Public health experts and toxicologists would agree with Kennedy. One recent review of the benefits of water fluoridation found that they significantly declined since the 1970s, when fluoride toothpaste became more widely available. The review, by British scientists, found that there was “insufficient evidence” to suggest water fluoridation improved dental health.

Linda Birnbaum, the former director of the National Institute of Environmental Health Sciences and the National Toxicology Program, also encouraged increased access to fluoridated mouthwashes and toothpastes.

“I think the question is, are people getting enough fluoride now that we don’t need it in the water?” Birnbaum said. “And then that is, for me, reinforced by the fact that fluoride’s benefits are topical.”

“I do have concerns about fluoride,” Birnbaum said. “I can’t tell you that I’m ready to say fluoride needs to totally come out of drinking water, but I certainly would make recommendations to pregnant women or parents of babies and say, ‘Don’t use fluoridated water at this point of brain development.'”

The toxicologist Lanphear agreed, saying it was time for an “independent review” of water fluoridation.

“We have growing consistent evidence of fluoride’s neurotoxicity and growing reason to question the benefit of putting it in our drinking water,” said Lanphear, who authored the Canadian study.

Yet both Birnbaum and Lanphear said the fluoride announcement is not in and of itself a sign that Kennedy — and EPA — are following the purported MAHA playbook of reducing exposures to toxic substances in food and water. Not only has EPA announced its intent to deregulate mercury emissions, but Kennedy’s own HHS has made cuts to staffing at programs that might naturally help those goals.
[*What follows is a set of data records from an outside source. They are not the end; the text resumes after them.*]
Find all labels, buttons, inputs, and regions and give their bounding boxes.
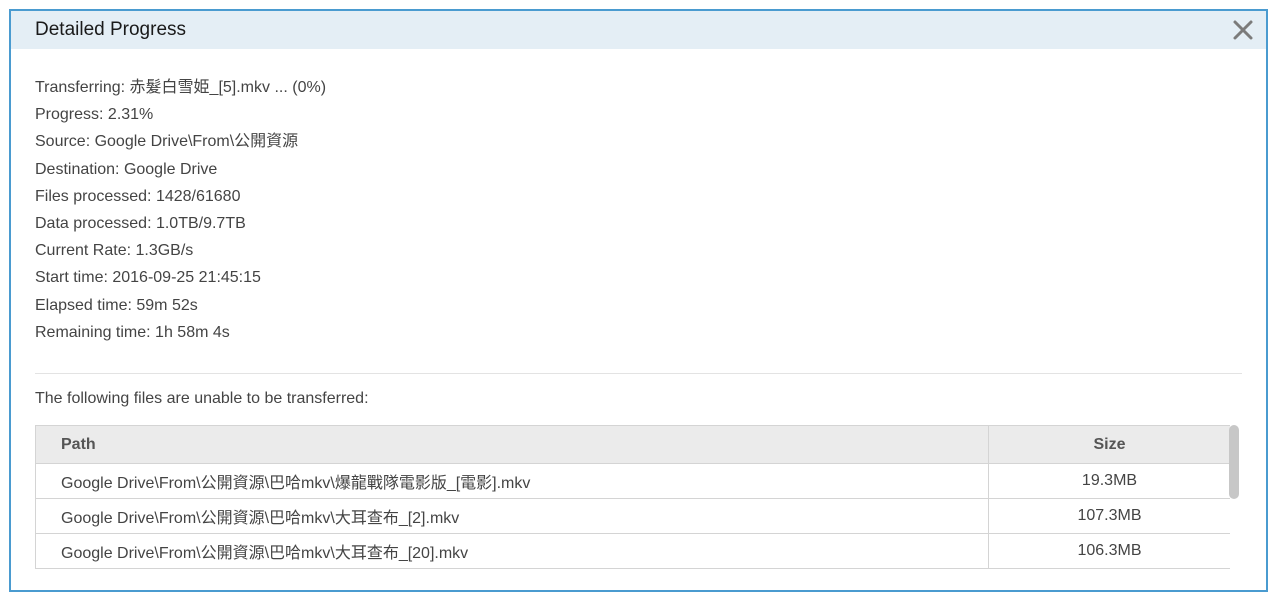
source-text: Source: Google Drive\From\公開資源 xyxy=(35,133,299,151)
dialog-titlebar: Detailed Progress xyxy=(11,11,1266,49)
size-column-header[interactable]: Size xyxy=(988,425,1230,464)
current-rate-text: Current Rate: 1.3GB/s xyxy=(35,242,194,260)
failed-files-table: Path Size Google Drive\From\公開資源\巴哈mkv\爆… xyxy=(35,425,1230,569)
size-cell: 107.3MB xyxy=(988,498,1230,534)
detailed-progress-dialog: Detailed Progress Transferring: 赤髮白雪姫_[5… xyxy=(9,9,1268,592)
table-row[interactable]: Google Drive\From\公開資源\巴哈mkv\大耳查布_[2].mk… xyxy=(35,498,1230,534)
progress-text: Progress: 2.31% xyxy=(35,106,154,124)
path-cell: Google Drive\From\公開資源\巴哈mkv\大耳查布_[20].m… xyxy=(35,533,989,569)
transferring-text: Transferring: 赤髮白雪姫_[5].mkv ... (0%) xyxy=(35,79,327,96)
scrollbar-thumb[interactable] xyxy=(1229,425,1239,499)
table-row[interactable]: Google Drive\From\公開資源\巴哈mkv\大耳查布_[20].m… xyxy=(35,533,1230,569)
progress-info: Transferring: 赤髮白雪姫_[5].mkv ... (0%) Pro… xyxy=(35,74,326,346)
failed-files-label: The following files are unable to be tra… xyxy=(35,390,369,407)
table-row[interactable]: Google Drive\From\公開資源\巴哈mkv\爆龍戰隊電影版_[電影… xyxy=(35,463,1230,499)
elapsed-time-text: Elapsed time: 59m 52s xyxy=(35,296,198,314)
close-icon[interactable] xyxy=(1230,17,1256,43)
data-processed-text: Data processed: 1.0TB/9.7TB xyxy=(35,215,246,233)
path-cell: Google Drive\From\公開資源\巴哈mkv\爆龍戰隊電影版_[電影… xyxy=(35,463,989,499)
section-divider xyxy=(35,373,1242,374)
failed-files-table-container[interactable]: Path Size Google Drive\From\公開資源\巴哈mkv\爆… xyxy=(35,425,1230,571)
start-time-text: Start time: 2016-09-25 21:45:15 xyxy=(35,269,261,287)
path-cell: Google Drive\From\公開資源\巴哈mkv\大耳查布_[2].mk… xyxy=(35,498,989,534)
size-cell: 19.3MB xyxy=(988,463,1230,499)
table-scrollbar[interactable] xyxy=(1229,425,1241,571)
dialog-title: Detailed Progress xyxy=(35,19,187,40)
table-header-row: Path Size xyxy=(35,425,1230,464)
files-processed-text: Files processed: 1428/61680 xyxy=(35,187,241,205)
path-column-header[interactable]: Path xyxy=(35,425,989,464)
size-cell: 106.3MB xyxy=(988,533,1230,569)
remaining-time-text: Remaining time: 1h 58m 4s xyxy=(35,323,230,341)
destination-text: Destination: Google Drive xyxy=(35,160,218,178)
Kennedy defended those downsizing decisions Monday, saying that the programs had merely been “consolidated” and that “we didn’t cut any core programs or any critical care programs or any scientific programs.”

That defense rings hollow to Birnbaum. Indeed, the cuts included wholly eliminating the CDC’s lead poisoning prevention office, which helped investigate cases of applesauce pouches contaminated with lead.
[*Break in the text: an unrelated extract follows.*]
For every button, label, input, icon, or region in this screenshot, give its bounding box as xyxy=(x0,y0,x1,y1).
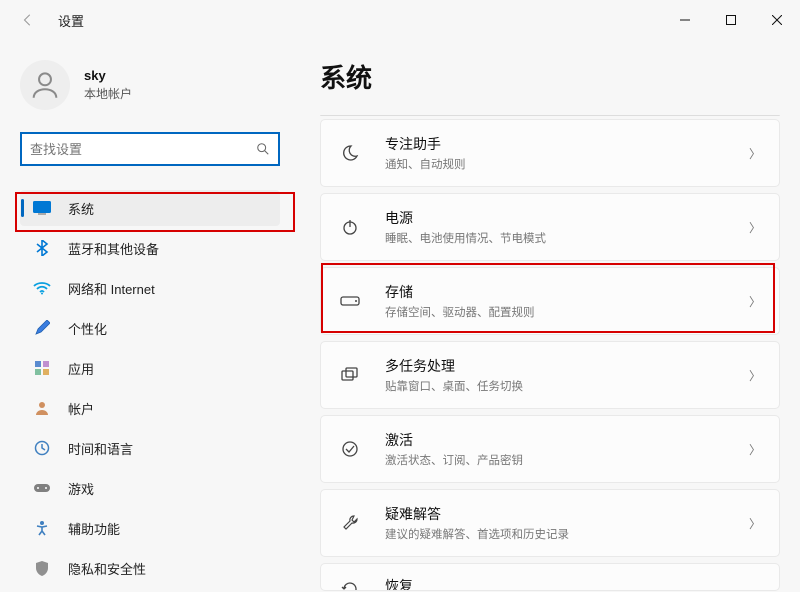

“I’m very concerned about public health, with what’s happening with CDC,” Birnbaum said. “I don’t see MAHA as it was talked about, which sounded pretty encouraging.”

Lanphear said the cuts at HHS also leave him wary that EPA’s fluoride review could be tainted by its association with Kennedy, who even before he cut lead programming has been controversial for promoting unproven cures for measles and questioning the safety of vaccines.

If anything, Lanphear is worried that the review announced Monday “is going to make things more challenging in this setting.”

“This is not the ideal situation where you have someone like Kennedy, who is all over the board with a few good ideas and a lot of bad ones, because it will politicize fluoride more,” he said. “Because there will be people who will see Kennedy is involved and automatically dismiss all of this evidence, and that would be wrong. That would be nonscientific.”